You’ll be a more efficient shopper if you know what you’re looking for. How many bedrooms and bathrooms will you need? How much property do you want? Think about location, too. Do you want to live close to work? Extended family? Downtown? The type of neighborhood factors in as well. Do you want a family-friendly neighborhood with good schools? Do you long to walk to shops and restaurants? Split your list into must-have features and nice-to-have features. Once you have an idea of what you want, you can easily trim your list to include only the homes that are a good fit for you.
4. Search online house listings.
Be prepared to be overwhelmed with data as you enter this stage. You will likely look at dozens—or even hundreds—of homes online. Your needs and wants list will help you narrow down your options, as well as help you determine if your budget and your home dreams align. To start, make a short list of properties that fit your needs.
5. Visit open houses.
With your agent in tow, visit as many properties as you can. Even if you fall in love with the first house you see, commit to seeing as many on your list as possible. Comparison shopping is important, and you’ll learn more about the market with every one you walk through. And you might just fall more in love with another home.
6. Make an offer and negotiate.
Your real estate agent can guide you on what sort of offer to make based on many factors, such as the home’s asking price, the market, and on how much you want the house. If you’re in a competitive market, some agents will recommend writing a personal note to the seller. If they are in a position to choose amongst several buyers, they may pick someone with a lower bid who seems to love their house as much as they do. The seller might approve your initial offer, or they may engage in negotiations.

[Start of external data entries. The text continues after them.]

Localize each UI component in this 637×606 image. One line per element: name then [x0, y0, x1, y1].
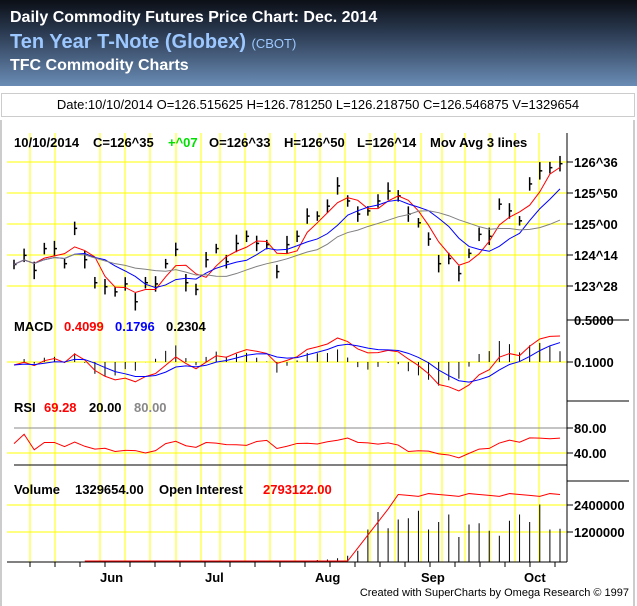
macd-label: MACD — [14, 319, 53, 334]
oi-label: Open Interest — [159, 482, 243, 497]
price-close: C=126^35 — [93, 135, 154, 150]
macd-line — [13, 335, 561, 392]
rsi-label: RSI — [14, 400, 36, 415]
price-axis-label: 126^36 — [574, 155, 618, 170]
price-change: +^07 — [168, 135, 198, 150]
price-axis-label: 125^50 — [574, 186, 618, 201]
macd-axis-label: 0.5000 — [574, 313, 614, 328]
price-axis-label: 123^28 — [574, 279, 618, 294]
macd-axis-label: 0.1000 — [574, 355, 614, 370]
volume-label: Volume — [14, 482, 60, 497]
month-label: Aug — [315, 570, 340, 585]
month-label: Oct — [524, 570, 546, 585]
chart-area: 10/10/2014 C=126^35 +^07 O=126^33 H=126^… — [0, 120, 635, 606]
month-label: Jun — [100, 570, 123, 585]
ohlc-info-bar: Date:10/10/2014 O=126.515625 H=126.78125… — [1, 93, 635, 117]
volume-value: 1329654.00 — [75, 482, 144, 497]
macd-value-2: 0.1796 — [115, 319, 155, 334]
rsi-low: 20.00 — [89, 400, 122, 415]
month-label: Jul — [205, 570, 224, 585]
site-name: TFC Commodity Charts — [10, 57, 189, 74]
macd-value-3: 0.2304 — [166, 319, 207, 334]
rsi-value: 69.28 — [44, 400, 77, 415]
month-label: Sep — [421, 570, 445, 585]
rsi-axis-label: 80.00 — [574, 421, 607, 436]
study-label: Mov Avg 3 lines — [430, 135, 527, 150]
credit-text: Created with SuperCharts by Omega Resear… — [360, 587, 629, 599]
volume-axis-label: 1200000 — [574, 525, 625, 540]
macd-value-1: 0.4099 — [64, 319, 104, 334]
rsi-axis-label: 40.00 — [574, 446, 607, 461]
volume-axis-label: 2400000 — [574, 498, 625, 513]
price-chart: 10/10/2014 C=126^35 +^07 O=126^33 H=126^… — [7, 133, 629, 599]
price-low: L=126^14 — [357, 135, 417, 150]
price-axis-label: 125^00 — [574, 217, 618, 232]
header-banner: Daily Commodity Futures Price Chart: Dec… — [0, 0, 637, 86]
page-title: Daily Commodity Futures Price Chart: Dec… — [10, 9, 378, 26]
rsi-line — [13, 433, 561, 459]
exchange-label: (CBOT) — [251, 36, 297, 51]
ma-fast-line — [13, 166, 561, 294]
ma-slow-line — [13, 210, 561, 277]
rsi-high: 80.00 — [134, 400, 167, 415]
instrument-title: Ten Year T-Note (Globex) (CBOT) — [10, 31, 296, 54]
open-interest-line — [84, 493, 561, 562]
price-axis-label: 124^14 — [574, 248, 619, 263]
ma-mid-line — [13, 188, 561, 289]
instrument-name: Ten Year T-Note (Globex) — [10, 31, 246, 53]
price-open: O=126^33 — [209, 135, 270, 150]
macd-signal-line — [13, 342, 561, 383]
oi-value: 2793122.00 — [263, 482, 332, 497]
price-high: H=126^50 — [284, 135, 345, 150]
price-date: 10/10/2014 — [14, 135, 80, 150]
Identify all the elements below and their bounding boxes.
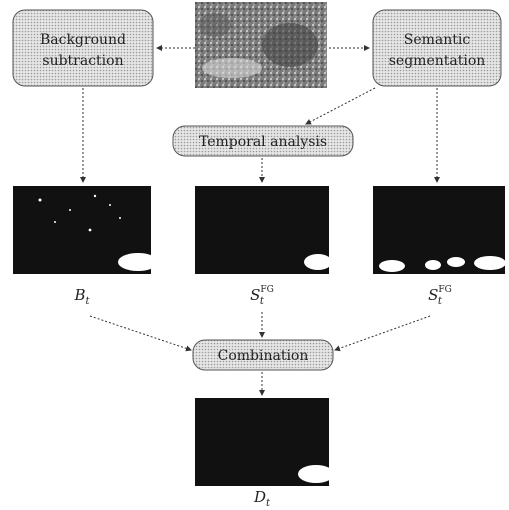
svg-text:Bt: Bt — [73, 286, 90, 307]
combination-label: Combination — [218, 348, 309, 364]
semantic-segmentation-label-line2: segmentation — [389, 53, 486, 69]
mask-st-fg-temporal — [195, 186, 332, 274]
svg-text:SFGt: SFGt — [250, 285, 274, 307]
mask-st-fg-temporal-label: SFGt — [250, 285, 274, 307]
semantic-segmentation-label-line1: Semantic — [404, 32, 471, 48]
arrow-bt-to-combination — [90, 316, 191, 350]
mask-bt — [13, 186, 158, 274]
background-subtraction-label-line1: Background — [40, 32, 126, 48]
background-subtraction-box: Background subtraction — [13, 10, 153, 86]
temporal-analysis-box: Temporal analysis — [173, 126, 353, 156]
combination-box: Combination — [193, 340, 333, 370]
mask-dt-label: Dt — [253, 488, 271, 509]
mask-bt-label: Bt — [73, 286, 90, 307]
svg-text:SFGt: SFGt — [428, 285, 452, 307]
semantic-segmentation-box: Semantic segmentation — [373, 10, 501, 86]
arrow-st-semantic-to-combination — [335, 316, 430, 350]
temporal-analysis-label: Temporal analysis — [199, 134, 327, 150]
mask-st-fg-semantic — [373, 186, 506, 274]
mask-dt — [195, 398, 334, 486]
arrow-semantic-segmentation-to-temporal-analysis — [306, 88, 375, 124]
background-subtraction-label-line2: subtraction — [42, 53, 123, 69]
svg-text:Dt: Dt — [253, 488, 271, 509]
mask-st-fg-semantic-label: SFGt — [428, 285, 452, 307]
input-frame — [195, 2, 327, 88]
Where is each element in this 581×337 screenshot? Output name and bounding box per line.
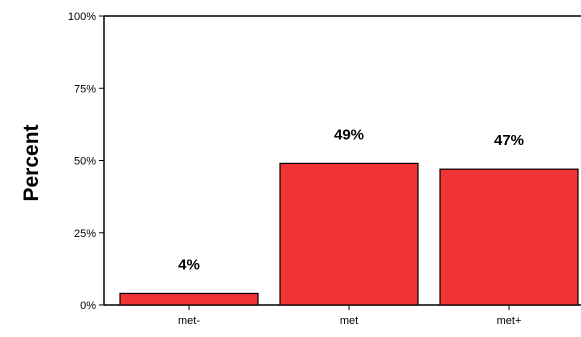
bar-met+ [439,168,579,306]
y-tick-label: 50% [74,156,96,168]
y-tick-label: 0% [80,300,96,312]
x-axis-ticks: met-met met+ [178,305,521,327]
x-tick-label: met- [178,315,200,327]
y-tick-label: 25% [74,228,96,240]
data-labels: 4% 49% 47% [178,126,524,273]
y-tick-label: 75% [74,83,96,95]
bar-met- [119,292,259,306]
data-label: 4% [178,256,200,273]
x-tick-label: met+ [497,315,522,327]
x-tick-label: met [340,315,358,327]
bar-met [279,162,419,306]
y-tick-label: 100% [68,11,96,23]
data-label: 47% [494,132,524,149]
bars [119,162,579,306]
y-axis-label: Percent [20,124,43,201]
data-label: 49% [334,126,364,143]
y-axis-ticks: 0% 25% 50% 75% 100% [68,11,104,312]
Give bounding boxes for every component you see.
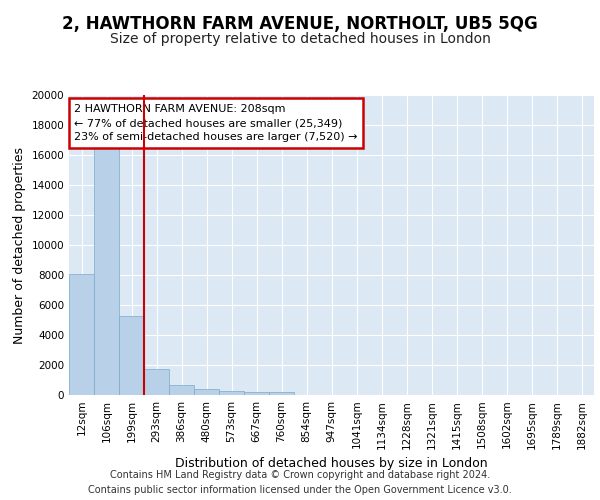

7. Get your loan approved.
If your offer is accepted, it’s time to get official. Being pre-approved for a mortgage means you’re likely to get the mortgage. Go back to your lender, and let them know you’re ready to move forward with the process. Your lender will order an appraisal and have you sign some more paperwork. Your loan application will then enter the underwriting stage before it’s approved.
8. Hire a housing inspector.
Some homes can be money pits. Do your due diligence by hiring a housing inspector who can let you know what issues the house has. Every house will have some, but not all problems are deal breakers. Your inspector can’t tell you whether to buy or not, but the inspector’s report will help you decide what to do. Enlist the help of your real estate agent or a trusted homeowner to help guide you.
9. Wait for the appraisal.
A bank won’t finance a home for more than it’s worth, so getting your loan depends on the appraisal. An appraisal is an expert determination of a property’s value. If the appraisal comes in at or more than the price you offered to pay, it’s time to celebrate. But if the appraisal comes in lower than your offer, you may need to come up with extra cash, renegotiate the price, or say goodbye to that particular home. Note: This is where having a financing contingency comes in handy.
10. Pay closing costs.
You’ve reached the finish line. Well, after you pay closing costs, that is. Closing costs typically represent 2 percent to 5 percent of the home’s purchase price. These costs generally include attorney fees, appraisal fees, your down payment, homeowner’s insurance, and property taxes. You’ll pay these during a meeting—your closing—where you’ll sign all the paperwork and walk away with the keys.
Now pat yourself on the back—you’re a homeowner.